If you followed the math carefully you will realize that all of this math is exact. The bar charts that we are displaying are not an estimate or guess - they are mathematically exact results that exactly represent our knowledge. The knowledge is probabilistic, to be sure, but it is exact, and correct.

However, we are a long way from tracking an airplane or a car. This code only handles the 1 dimensional case, whereas cars and planes operate in 2 or 3 dimensions. Also, our position vector is multimodal. It expresses multiple beliefs at once. Imagine if your GPS told you "it's 20% likely that you are here, but 10% likely that you are on this other road, and 5% likely that you are at one of 14 other locations". That would not be very useful information. Also, the data is discrete. We split an area into 10 (or whatever) different locations, whereas in most real world applications we want to work with continuous data. We want to be able to represent moving 1 km, 1 meter, 1 mm, or any arbitrary amount, such as 2.347 cm.

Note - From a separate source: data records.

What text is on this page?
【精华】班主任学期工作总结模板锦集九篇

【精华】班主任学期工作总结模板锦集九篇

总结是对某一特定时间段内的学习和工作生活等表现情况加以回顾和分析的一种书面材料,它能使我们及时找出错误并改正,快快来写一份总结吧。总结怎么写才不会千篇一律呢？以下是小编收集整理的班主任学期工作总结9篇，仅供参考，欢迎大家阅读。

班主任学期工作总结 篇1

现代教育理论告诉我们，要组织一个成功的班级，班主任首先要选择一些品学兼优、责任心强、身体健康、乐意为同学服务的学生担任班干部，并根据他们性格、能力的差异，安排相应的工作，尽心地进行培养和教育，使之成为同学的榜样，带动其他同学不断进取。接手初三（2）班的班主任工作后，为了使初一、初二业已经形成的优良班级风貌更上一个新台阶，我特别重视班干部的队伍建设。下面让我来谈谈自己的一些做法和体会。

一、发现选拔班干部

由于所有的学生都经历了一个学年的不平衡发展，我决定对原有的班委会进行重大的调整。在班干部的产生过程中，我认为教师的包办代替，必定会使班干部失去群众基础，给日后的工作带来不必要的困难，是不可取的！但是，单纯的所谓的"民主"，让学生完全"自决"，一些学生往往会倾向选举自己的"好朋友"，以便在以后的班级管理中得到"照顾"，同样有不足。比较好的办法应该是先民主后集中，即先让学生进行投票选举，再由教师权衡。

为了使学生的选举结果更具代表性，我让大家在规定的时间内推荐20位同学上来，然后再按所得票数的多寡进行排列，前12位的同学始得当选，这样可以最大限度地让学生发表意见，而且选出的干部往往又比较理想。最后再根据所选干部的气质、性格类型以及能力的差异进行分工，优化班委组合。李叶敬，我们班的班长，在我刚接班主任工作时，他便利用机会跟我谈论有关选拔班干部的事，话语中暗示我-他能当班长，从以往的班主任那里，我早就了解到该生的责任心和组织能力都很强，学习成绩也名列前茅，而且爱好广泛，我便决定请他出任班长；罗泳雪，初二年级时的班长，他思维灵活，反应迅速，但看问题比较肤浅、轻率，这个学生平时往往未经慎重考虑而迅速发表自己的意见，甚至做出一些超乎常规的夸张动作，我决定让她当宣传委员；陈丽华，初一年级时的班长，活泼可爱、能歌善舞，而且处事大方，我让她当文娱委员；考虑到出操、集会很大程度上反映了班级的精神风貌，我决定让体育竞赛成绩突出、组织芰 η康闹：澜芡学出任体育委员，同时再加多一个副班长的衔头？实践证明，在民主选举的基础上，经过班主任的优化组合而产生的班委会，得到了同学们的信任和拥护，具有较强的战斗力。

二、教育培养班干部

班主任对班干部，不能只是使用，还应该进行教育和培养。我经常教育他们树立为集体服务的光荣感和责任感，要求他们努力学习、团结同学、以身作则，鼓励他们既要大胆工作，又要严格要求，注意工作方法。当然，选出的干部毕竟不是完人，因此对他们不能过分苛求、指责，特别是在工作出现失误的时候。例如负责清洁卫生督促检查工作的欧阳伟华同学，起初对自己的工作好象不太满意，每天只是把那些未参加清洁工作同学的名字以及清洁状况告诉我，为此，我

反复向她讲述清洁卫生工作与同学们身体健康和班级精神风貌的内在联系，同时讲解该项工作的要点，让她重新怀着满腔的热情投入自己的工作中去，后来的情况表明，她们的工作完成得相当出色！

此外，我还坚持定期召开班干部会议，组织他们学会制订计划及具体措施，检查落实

Finally, the bar charts may strike you as being a bit less certain than we would want. A 25% certaintly may not give you a lot of confidence in the answer. Of course, what is important here is the ratio of this probability to the other probabilities in your vector. If the next largest bar is 23% then we are not very knowledgable about our position, whereas if the next largest is 3% we are in fact quite certain. But this is not clear or intuitive. However, there is an extremely important insight that Kalman filters implement that will signficantly improve our accuracy from the same data.

If you can understand this chapter you will be able to understand and implement Kalman filters. I cannot stress this enough. If anything is murky, go back and reread this chapter and play with the code. The rest of this book will build on the algorithms that we use here. If you don't intuitively understand why this histogram filter works, and can't at least work through the math, you will have little success with the rest of the material. However, if you grasp the fundamental insight - multiplying probabilities when we measure, and shifting probabilities when we update, leading to a converging solution - then you understand everything important you need to grasp the Kalman filter.